C.B. : Je ne suis pas sûre de savoir comment interpréter la fin de la pièce. Le monde extérieur a disparu. Elles sont seules mais contentes. Elles veulent danser. C’est une fin heureuse ?

C.R. : Certaines ont foutu le camp, incapables de lucidité. Elles ont préféré l’utopie d’un monde fictif d’ultra-consommation où tout semble possible. Celles qui restent ne sont donc plus que trois. Elles se retroussent les manches, reconnaissantes d’être au moins ensemble. C’est une idée de nouveau départ de laquelle nous devrions nous inspirer. Changer notre mode de consommation en étant plus humbles et raisonnables, et s’entraider. Adopter une posture résiliente. Si le système s’écroule, savoir se relever car c’est ce qu’on est entraîné à faire. L’étude de la collapsologie [hypothèse d’un effondrement de la civilisation industrielle] m’a beaucoup fait réfléchir sur ces questions.

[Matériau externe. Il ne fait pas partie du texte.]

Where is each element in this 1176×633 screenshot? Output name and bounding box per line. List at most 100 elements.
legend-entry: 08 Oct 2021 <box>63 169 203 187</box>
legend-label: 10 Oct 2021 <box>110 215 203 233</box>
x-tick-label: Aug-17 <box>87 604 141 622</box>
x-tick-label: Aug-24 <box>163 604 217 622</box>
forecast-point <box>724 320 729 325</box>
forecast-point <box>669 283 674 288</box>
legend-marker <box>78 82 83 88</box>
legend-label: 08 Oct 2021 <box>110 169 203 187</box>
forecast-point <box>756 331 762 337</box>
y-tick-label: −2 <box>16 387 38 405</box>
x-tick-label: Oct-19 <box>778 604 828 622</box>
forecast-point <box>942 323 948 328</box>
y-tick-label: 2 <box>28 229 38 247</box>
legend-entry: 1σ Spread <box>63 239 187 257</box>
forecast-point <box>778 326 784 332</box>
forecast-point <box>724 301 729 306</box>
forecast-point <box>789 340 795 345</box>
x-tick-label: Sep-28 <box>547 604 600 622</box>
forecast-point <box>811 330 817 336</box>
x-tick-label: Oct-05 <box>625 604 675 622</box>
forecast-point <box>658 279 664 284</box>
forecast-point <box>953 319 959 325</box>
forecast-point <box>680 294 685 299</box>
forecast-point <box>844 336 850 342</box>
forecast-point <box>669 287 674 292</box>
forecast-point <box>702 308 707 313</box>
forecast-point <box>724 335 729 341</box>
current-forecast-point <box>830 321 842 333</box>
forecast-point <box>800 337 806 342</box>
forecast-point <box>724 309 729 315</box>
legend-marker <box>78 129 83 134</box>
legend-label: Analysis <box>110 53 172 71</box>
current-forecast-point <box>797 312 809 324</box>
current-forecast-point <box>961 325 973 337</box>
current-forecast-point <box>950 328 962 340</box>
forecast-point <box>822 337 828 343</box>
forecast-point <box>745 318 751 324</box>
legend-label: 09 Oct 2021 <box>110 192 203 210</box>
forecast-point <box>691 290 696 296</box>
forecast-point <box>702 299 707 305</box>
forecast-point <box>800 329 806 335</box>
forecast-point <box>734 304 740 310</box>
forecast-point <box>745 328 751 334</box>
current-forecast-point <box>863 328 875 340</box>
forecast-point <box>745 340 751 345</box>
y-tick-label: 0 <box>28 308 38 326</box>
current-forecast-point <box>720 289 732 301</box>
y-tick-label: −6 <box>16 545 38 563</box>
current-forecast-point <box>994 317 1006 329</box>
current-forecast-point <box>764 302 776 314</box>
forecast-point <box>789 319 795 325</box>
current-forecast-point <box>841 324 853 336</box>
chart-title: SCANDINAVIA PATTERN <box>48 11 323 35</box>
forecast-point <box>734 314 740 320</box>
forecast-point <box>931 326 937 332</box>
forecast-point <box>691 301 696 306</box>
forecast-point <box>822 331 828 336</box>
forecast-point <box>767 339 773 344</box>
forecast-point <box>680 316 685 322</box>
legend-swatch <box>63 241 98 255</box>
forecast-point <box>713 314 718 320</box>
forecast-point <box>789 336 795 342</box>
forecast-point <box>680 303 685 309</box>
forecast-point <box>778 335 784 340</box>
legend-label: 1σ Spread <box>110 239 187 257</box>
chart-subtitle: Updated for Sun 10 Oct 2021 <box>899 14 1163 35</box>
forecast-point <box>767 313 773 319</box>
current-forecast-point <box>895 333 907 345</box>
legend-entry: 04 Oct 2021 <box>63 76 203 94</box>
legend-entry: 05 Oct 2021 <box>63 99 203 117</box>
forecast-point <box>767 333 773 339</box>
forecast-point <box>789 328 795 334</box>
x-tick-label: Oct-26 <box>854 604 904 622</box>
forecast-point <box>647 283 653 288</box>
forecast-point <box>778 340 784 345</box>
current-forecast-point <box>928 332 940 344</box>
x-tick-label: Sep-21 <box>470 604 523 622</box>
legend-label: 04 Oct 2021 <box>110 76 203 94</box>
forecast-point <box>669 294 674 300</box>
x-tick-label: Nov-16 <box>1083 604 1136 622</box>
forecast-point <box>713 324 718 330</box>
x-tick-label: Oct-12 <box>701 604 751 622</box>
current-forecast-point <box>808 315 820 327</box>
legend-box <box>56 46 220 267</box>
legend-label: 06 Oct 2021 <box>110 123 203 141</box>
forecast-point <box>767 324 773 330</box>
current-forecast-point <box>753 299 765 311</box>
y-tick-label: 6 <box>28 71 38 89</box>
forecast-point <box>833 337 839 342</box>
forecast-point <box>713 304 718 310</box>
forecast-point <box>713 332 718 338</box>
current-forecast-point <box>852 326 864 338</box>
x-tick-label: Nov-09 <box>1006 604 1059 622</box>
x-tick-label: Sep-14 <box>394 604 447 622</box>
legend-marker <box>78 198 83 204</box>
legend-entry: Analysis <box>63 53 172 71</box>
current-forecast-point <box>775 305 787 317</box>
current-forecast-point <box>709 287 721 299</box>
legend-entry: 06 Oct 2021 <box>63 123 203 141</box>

C.B. :Comment allez-vous en tant que dramaturge, pendant cette période compliquée ?

C.R. : Je suis chanceux. Un auteur peut écrire où il veut quand il veut sans être empêché de travailler, comme le sont les comédiens et techniciens. En plus j’ai un boulot à côté. J’ai été pendant quinze ans prof de théâtre dans une école de culture générale, et depuis novembre je travaille dans le futur REAAP du Jura [Réseau d’Ecoute, d’Appui et d’Accompagnement des Parents] en tant que responsable de la médiation culturelle. Je suis par contre en manque de culture et de lien social. C’est mon addiction.

 C.B. : Un mot de la fin concernant vos projets pour la suite ?

C.R. : Je veux terminer le scénario des Indociles pour la RTS. Notre compagnie « Extrapol » doit aussi monter la première co-production avec le Théâtre du Jura auquel elle est associée. Et pour le reste, je compte mettre beaucoup d’énergie sur la médiation culturelle dans les prochaines années, et peut-être un peu moins dans la création artistique, qui prend beaucoup de temps.